Tomás Costa Lima foi um deles. “Porque é que quando compramos cá temos que pagar IVA?”, ao contrário do que sucede quando compramos no estrangeiro, aludindo à aquisição de embarcações, designadamente de recreio. O empresário e designer também criticou dificuldades criadas pelas autoridades em matéria de cerificação de embarcações e que retardam a capacidade de acesso a determinados financiamentos, num segmento que implica elevados investimentos.
João Tasso de Sousa, por sua vez, questionou também os programas de financiamento, que considerou “muito mal estruturados, mal ajustados à realidade” e constituem “uma forma de as empresas perderem tempo e competitividade”. Lamentou ainda a ausência de investimento nacional em áreas estratégicas para o país, nas quais caberia a indústria de construção naval, por vezes considerada prejudicada a favor da actividade portuária, no âmbito da economia do mar.
Já Miguel Trovão lamentou a necessidade de adquirir materiais no estrangeiro quando se quer fazer construção naval em Portugal. “Uma triste realidade para quem quer fazer construção naval em Portugal: tem que comprar tudo fora”, confessou. Ou é o aço, comprado a uma empresa nacional, mas proveniente da Polónia ou de outra origem, ou a maquinaria principal, que vem da Coreia do Sul. O que o terá levado a impôr-se num dos projectos da empresa e a insistir em encomendar equipamentos a indústrias portuguesas.
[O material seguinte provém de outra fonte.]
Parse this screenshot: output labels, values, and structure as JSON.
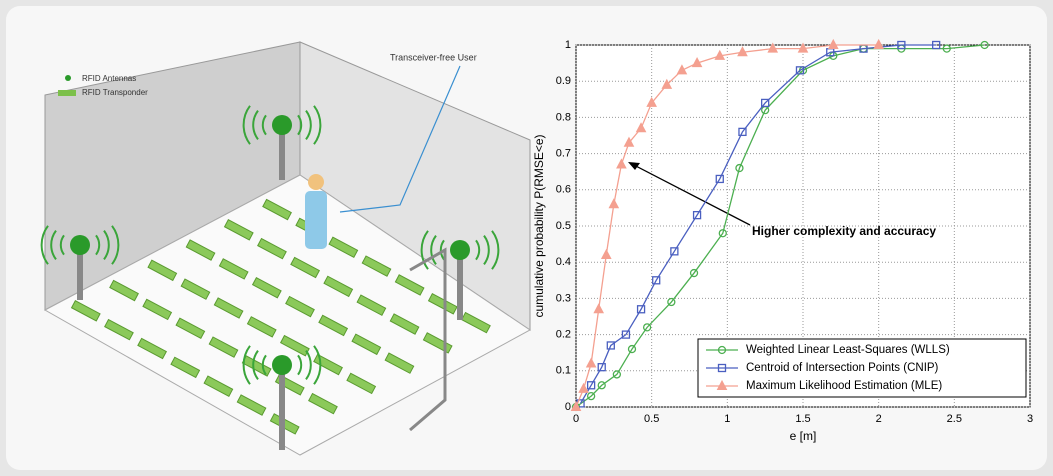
{
  "illustration": {
    "legend": [
      "RFID Antennas",
      "RFID Transponder"
    ],
    "callout": "Transceiver-free User"
  },
  "chart_data": {
    "type": "line",
    "xlabel": "e [m]",
    "ylabel": "cumulative probability P(RMSE<e)",
    "annotation": "Higher complexity and accuracy",
    "xlim": [
      0,
      3
    ],
    "ylim": [
      0,
      1
    ],
    "xticks": [
      0,
      0.5,
      1,
      1.5,
      2,
      2.5,
      3
    ],
    "yticks": [
      0,
      0.1,
      0.2,
      0.3,
      0.4,
      0.5,
      0.6,
      0.7,
      0.8,
      0.9,
      1
    ],
    "grid": true,
    "legend": "lower right",
    "series": [
      {
        "name": "Weighted Linear Least-Squares (WLLS)",
        "color": "#4caf50",
        "marker": "circle",
        "x": [
          0,
          0.1,
          0.17,
          0.27,
          0.37,
          0.47,
          0.63,
          0.78,
          0.97,
          1.08,
          1.25,
          1.5,
          1.7,
          1.9,
          2.15,
          2.45,
          2.7
        ],
        "values": [
          0,
          0.03,
          0.06,
          0.09,
          0.16,
          0.22,
          0.29,
          0.37,
          0.48,
          0.66,
          0.82,
          0.93,
          0.97,
          0.99,
          0.99,
          0.99,
          1
        ]
      },
      {
        "name": "Centroid of Intersection Points (CNIP)",
        "color": "#4a5fc0",
        "marker": "square",
        "x": [
          0.03,
          0.1,
          0.17,
          0.23,
          0.33,
          0.43,
          0.53,
          0.65,
          0.8,
          0.95,
          1.1,
          1.25,
          1.48,
          1.68,
          1.9,
          2.15,
          2.38
        ],
        "values": [
          0.01,
          0.06,
          0.11,
          0.17,
          0.2,
          0.27,
          0.35,
          0.43,
          0.53,
          0.63,
          0.76,
          0.84,
          0.93,
          0.98,
          0.99,
          1,
          1
        ]
      },
      {
        "name": "Maximum Likelihood Estimation (MLE)",
        "color": "#f4a090",
        "marker": "triangle",
        "x": [
          0,
          0.05,
          0.1,
          0.15,
          0.2,
          0.25,
          0.3,
          0.35,
          0.43,
          0.5,
          0.6,
          0.7,
          0.8,
          0.95,
          1.1,
          1.3,
          1.5,
          1.7,
          2
        ],
        "values": [
          0,
          0.05,
          0.12,
          0.27,
          0.42,
          0.56,
          0.67,
          0.73,
          0.77,
          0.84,
          0.89,
          0.93,
          0.95,
          0.97,
          0.98,
          0.99,
          0.99,
          1,
          1
        ]
      }
    ]
  }
}
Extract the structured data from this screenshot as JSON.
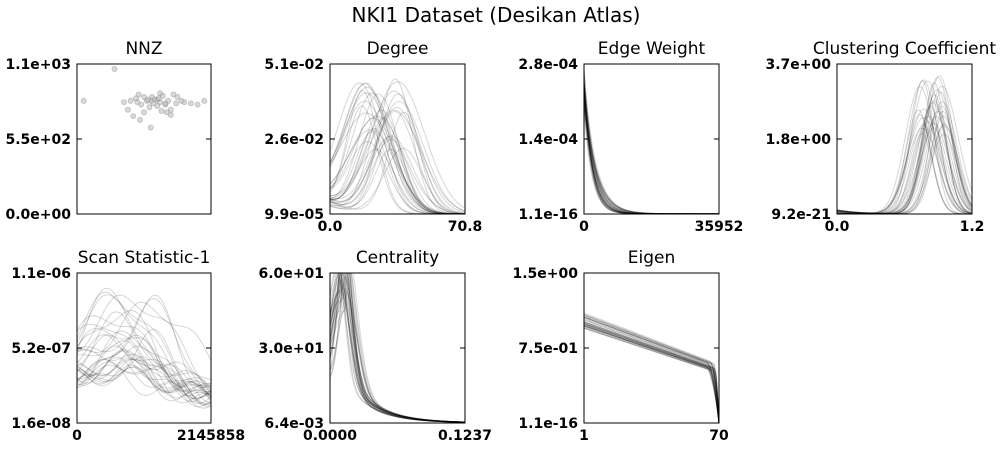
{
  "figure": {
    "title": "NKI1 Dataset (Desikan Atlas)"
  },
  "chart_data": [
    {
      "id": "nnz",
      "type": "scatter",
      "title": "NNZ",
      "yticks": [
        "1.1e+03",
        "5.5e+02",
        "0.0e+00"
      ],
      "xticks": [],
      "ylim": [
        0,
        1100
      ],
      "points": [
        [
          0.05,
          850
        ],
        [
          0.28,
          1100
        ],
        [
          0.45,
          840
        ],
        [
          0.62,
          910
        ],
        [
          0.68,
          850
        ],
        [
          0.8,
          840
        ],
        [
          0.7,
          780
        ],
        [
          0.9,
          820
        ],
        [
          0.95,
          850
        ],
        [
          0.35,
          840
        ],
        [
          0.38,
          780
        ],
        [
          0.42,
          730
        ],
        [
          0.44,
          870
        ],
        [
          0.46,
          900
        ],
        [
          0.48,
          820
        ],
        [
          0.5,
          760
        ],
        [
          0.52,
          850
        ],
        [
          0.54,
          800
        ],
        [
          0.55,
          640
        ],
        [
          0.56,
          880
        ],
        [
          0.58,
          860
        ],
        [
          0.6,
          810
        ],
        [
          0.62,
          840
        ],
        [
          0.63,
          770
        ],
        [
          0.64,
          890
        ],
        [
          0.66,
          820
        ],
        [
          0.67,
          760
        ],
        [
          0.7,
          740
        ],
        [
          0.72,
          900
        ],
        [
          0.74,
          830
        ],
        [
          0.75,
          880
        ],
        [
          0.55,
          850
        ],
        [
          0.5,
          880
        ],
        [
          0.6,
          860
        ],
        [
          0.47,
          700
        ],
        [
          0.66,
          830
        ],
        [
          0.78,
          850
        ],
        [
          0.85,
          830
        ],
        [
          0.4,
          850
        ],
        [
          0.57,
          830
        ],
        [
          0.53,
          860
        ],
        [
          0.61,
          870
        ]
      ]
    },
    {
      "id": "degree",
      "type": "line",
      "title": "Degree",
      "yticks": [
        "5.1e-02",
        "2.6e-02",
        "9.9e-05"
      ],
      "xticks": [
        "0.0",
        "70.8"
      ],
      "xlim": [
        0,
        70.8
      ],
      "ylim": [
        9.9e-05,
        0.051
      ],
      "shape": "peak",
      "n_series": 34,
      "peak_range": [
        0.22,
        0.55
      ],
      "height_range": [
        0.4,
        0.95
      ],
      "width_range": [
        0.11,
        0.2
      ],
      "start_range": [
        0.05,
        0.12
      ]
    },
    {
      "id": "edge_weight",
      "type": "line",
      "title": "Edge Weight",
      "yticks": [
        "2.8e-04",
        "1.4e-04",
        "1.1e-16"
      ],
      "xticks": [
        "0",
        "35952"
      ],
      "xlim": [
        0,
        35952
      ],
      "ylim": [
        1.1e-16,
        0.00028
      ],
      "shape": "decay",
      "n_series": 34,
      "peak_range": [
        0.8,
        1.0
      ],
      "height_range": [
        0.7,
        0.98
      ],
      "width_range": [
        0.06,
        0.1
      ],
      "start_range": [
        0.0,
        0.03
      ]
    },
    {
      "id": "clustering",
      "type": "line",
      "title": "Clustering Coefficient",
      "yticks": [
        "3.7e+00",
        "1.8e+00",
        "9.2e-21"
      ],
      "xticks": [
        "0.0",
        "1.2"
      ],
      "xlim": [
        0,
        1.2
      ],
      "ylim": [
        9.2e-21,
        3.7
      ],
      "shape": "peak",
      "n_series": 34,
      "peak_range": [
        0.6,
        0.8
      ],
      "height_range": [
        0.55,
        0.98
      ],
      "width_range": [
        0.08,
        0.12
      ],
      "start_range": [
        0.0,
        0.03
      ]
    },
    {
      "id": "scan_stat",
      "type": "line",
      "title": "Scan Statistic-1",
      "yticks": [
        "1.1e-06",
        "5.2e-07",
        "1.6e-08"
      ],
      "xticks": [
        "0",
        "2145858"
      ],
      "xlim": [
        0,
        2145858
      ],
      "ylim": [
        1.6e-08,
        1.1e-06
      ],
      "shape": "wave",
      "n_series": 34,
      "peak_range": [
        0.15,
        0.6
      ],
      "height_range": [
        0.3,
        0.95
      ],
      "width_range": [
        0.15,
        0.3
      ],
      "start_range": [
        0.25,
        0.35
      ]
    },
    {
      "id": "centrality",
      "type": "line",
      "title": "Centrality",
      "yticks": [
        "6.0e+01",
        "3.0e+01",
        "6.4e-03"
      ],
      "xticks": [
        "0.0000",
        "0.1237"
      ],
      "xlim": [
        0,
        0.1237
      ],
      "ylim": [
        0.0064,
        60
      ],
      "shape": "early-peak",
      "n_series": 34,
      "peak_range": [
        0.06,
        0.12
      ],
      "height_range": [
        0.55,
        0.95
      ],
      "width_range": [
        0.05,
        0.09
      ],
      "start_range": [
        0.35,
        0.55
      ]
    },
    {
      "id": "eigen",
      "type": "line",
      "title": "Eigen",
      "yticks": [
        "1.5e+00",
        "7.5e-01",
        "1.1e-16"
      ],
      "xticks": [
        "1",
        "70"
      ],
      "xlim": [
        1,
        70
      ],
      "ylim": [
        1.1e-16,
        1.5
      ],
      "shape": "sigmoid-decline",
      "n_series": 34,
      "peak_range": [
        0.9,
        0.97
      ],
      "height_range": [
        0.6,
        0.72
      ],
      "width_range": [
        0.8,
        0.85
      ],
      "start_range": [
        0.75,
        0.9
      ]
    }
  ]
}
O mesmo orador reconheceu, contudo, que os preços são quatro vezes superiores “se for tudo português”. Na reparação naval, a margem é de 3% ou 4% “se tudo correr bem”, referiu, sublinhando que para aumentar a sua margem, a NavalTagus recorreu à construção naval. E admitiu que existem estaleiros próprios para construção e outros vocacionados para reparação.
Jorge Antunes, por sua vez, lamentou a perda de competências na indústria naval. E exemplificou. “Hoje, não temos um único navio de transporte de gás nem um navio tanque; os políticos respondem a isto com o argumento de que estamos numa economia de mercado e que se precisarmos de um navio destes, compramos”, referiu, acrescentando, todavia que “com isto perde-se o know-how da assistência pelos estaleiros aos navios de transporte de gás e perdem-se competências no mar e em terra”.
Miguel Trovão sugeriu que uma indústria naval forte requer mais do que um apoio exclusivo à mão-de-obra. “Gostava que houvesse uma política de construção e reparação naval, que existissem duas ou três empresas em áreas críticas de construção e reparação, que pudessem ser apoiadas para que se criasse um pólo”, esclareceu. “Isso poderia contribuir para termos em Portugal uma indústria naval consistente”, concluiu.
Ventura de Sousa, voz da AIN, na sua apresentação, lembrou que “a indústria naval portuguesa está sujeita aos mesmos condicionamentos e oportunidades da indústria europeia, devendo por isso seguir o seu exemplo no que respeita à construção de navios especializados, mercê da inovação tecnológica dos produtos e processos produtivos e inovação”.
Na opinião do orador, “as oportunidades são muitas, fruto da implementação de conversões e adaptações dos navios ao cumprimento de Requisitos Regulamentares Internacionais mais rigorosos e de alterações para aumentar a sua eficiência operacional”. “Do mesmo modo, a digitalização do transporte marítimo proporcionará novas oportunidades para conversão dos navios existentes a par da incorporação em novas construções”, referiu.
Para Ventura de Sousa, “a manutenção e reparação naval de grande dimensão, que concorre no mercado mundial, exige o domínio de tecnologias de ponta”. Para responder à procura de conversão de navios e para cumprir as imposições das Convenções IMO e Directivas da Comissão Europeia, os estaleiros utilizam “tecnologia LASER, modelação 3 D, a partir da vectorização da nuvem de pontos, e posterior tratamento AUTOCAD, para levantamento dimensional dos sistemas e estruturas das partes dos navios onde vão ser instalados os novos equipamentos e sistemas (engenharia inversa), acrescentou. E lembrou o caso nacional do estaleiro Atlantic Eagle Shipbuilding, um caso de inovação de produto nesta indústria.